Capítulo séptimo

Finalmente, una tarde, Berthe salió del hospital Broca. ¿Era una tarde de verano? ¿Una tarde de otoño?… Lo único que sabía era que los días hermosos habían dejado de existir y que aquella tarde no tenía ni una perra en el bolsillo. Fue a visitar a Pierre en busca de dinero. Lo encontró en su habitación, estaba estudiando con la voluntad de alguien que quiere triunfar, pero sin entusiasmo porque el exceso de estudio no es sano para los jóvenes solitarios. Había contestado a su carta olvidándose de los insultos, y ella le había contestado diciéndole que creía en su palabra.

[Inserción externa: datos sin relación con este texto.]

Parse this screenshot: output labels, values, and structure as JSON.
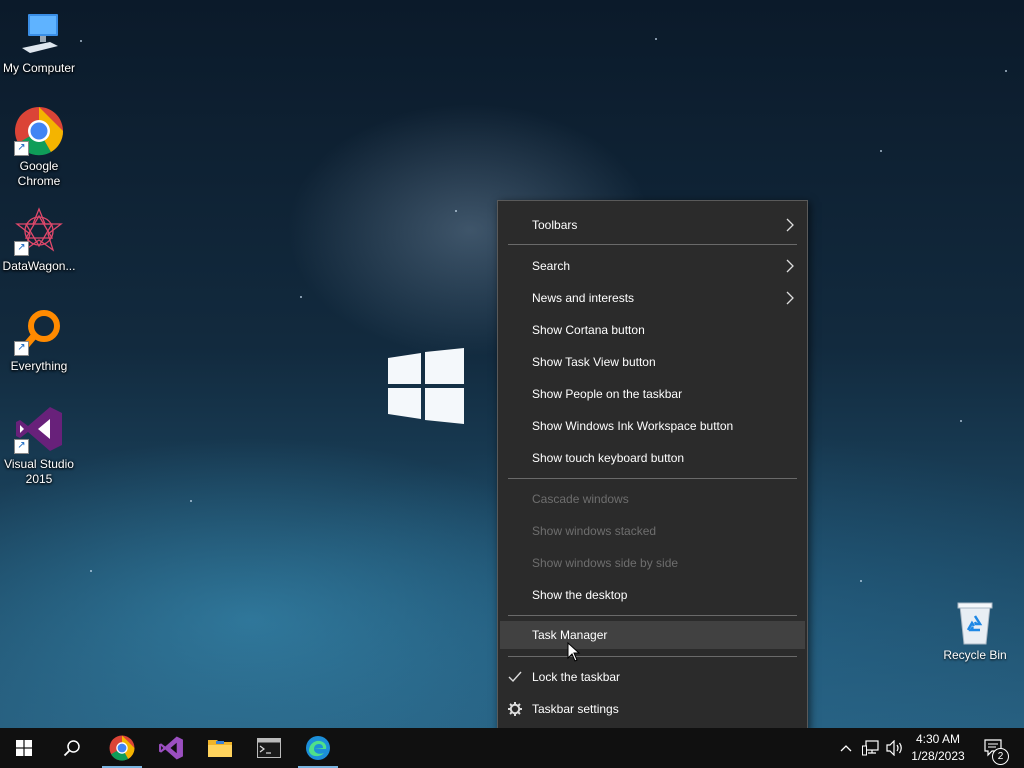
{
  "desktop": {
    "icons": [
      {
        "label": "My Computer",
        "icon": "computer-icon"
      },
      {
        "label": "Google\nChrome",
        "icon": "chrome-icon"
      },
      {
        "label": "DataWagon...",
        "icon": "datawagon-icon"
      },
      {
        "label": "Everything",
        "icon": "everything-icon"
      },
      {
        "label": "Visual Studio\n2015",
        "icon": "visual-studio-icon"
      }
    ],
    "recycle_bin": {
      "label": "Recycle Bin",
      "icon": "recycle-bin-icon"
    }
  },
  "context_menu": {
    "items": [
      {
        "label": "Toolbars",
        "submenu": true,
        "enabled": true
      },
      {
        "label": "Search",
        "submenu": true,
        "enabled": true
      },
      {
        "label": "News and interests",
        "submenu": true,
        "enabled": true
      },
      {
        "label": "Show Cortana button",
        "enabled": true
      },
      {
        "label": "Show Task View button",
        "enabled": true
      },
      {
        "label": "Show People on the taskbar",
        "enabled": true
      },
      {
        "label": "Show Windows Ink Workspace button",
        "enabled": true
      },
      {
        "label": "Show touch keyboard button",
        "enabled": true
      },
      {
        "label": "Cascade windows",
        "enabled": false
      },
      {
        "label": "Show windows stacked",
        "enabled": false
      },
      {
        "label": "Show windows side by side",
        "enabled": false
      },
      {
        "label": "Show the desktop",
        "enabled": true
      },
      {
        "label": "Task Manager",
        "enabled": true,
        "hovered": true
      },
      {
        "label": "Lock the taskbar",
        "enabled": true,
        "checked": true,
        "icon": "checkmark-icon"
      },
      {
        "label": "Taskbar settings",
        "enabled": true,
        "icon": "gear-icon"
      }
    ]
  },
  "taskbar": {
    "buttons": [
      {
        "name": "start",
        "icon": "windows-start-icon"
      },
      {
        "name": "search",
        "icon": "search-icon"
      },
      {
        "name": "chrome",
        "icon": "chrome-icon",
        "active": true
      },
      {
        "name": "visual-studio",
        "icon": "visual-studio-icon"
      },
      {
        "name": "file-explorer",
        "icon": "folder-icon"
      },
      {
        "name": "command-prompt",
        "icon": "terminal-icon"
      },
      {
        "name": "edge",
        "icon": "edge-icon",
        "active": true
      }
    ],
    "tray": {
      "time": "4:30 AM",
      "date": "1/28/2023",
      "notification_count": "2"
    }
  },
  "colors": {
    "menu_bg": "#2b2b2b",
    "menu_hover": "#414141",
    "taskbar_bg": "#101010",
    "active_indicator": "#7ab4e0"
  }
}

Llegó sin que él se lo esperara. Existía algo entre los dos que les separaba. Se palpaba en el aire y ambos fueron conscientes de ello. Pero cuando se es pobre uno debe dominarse y doblegar su orgullo. Había otro detalle importante que también les distanciaba, y que, en general, suele distanciar a los hombres de las mujeres: ella pensaba que no tenía dinero y él que la visita le costaría cinco francos.

Primero hay que sobrevivir y luego se puede pensar en los sentimientos. No fue hasta la mañana siguiente, una vez hubo dejado a Pierre, cuando Berthe fue a preguntar por Maurice a casa de su madre a quien apenas conocía.

Llegó a la tiendecita de Plaisance hacia las diez.

La mujer dijo:

—¡Ah, es usted!

La hizo pasar a la trastienda, y antes de que llegara a sentarse, empezó:

—Mi hijo hizo lo que hizo por su culpa. Lo sé todo. Usted le ha contagiado esa enfermedad que le pudre a uno, y sé perfectamente de dónde viene ahora. Las mujeres como usted son la ruina de un hombre.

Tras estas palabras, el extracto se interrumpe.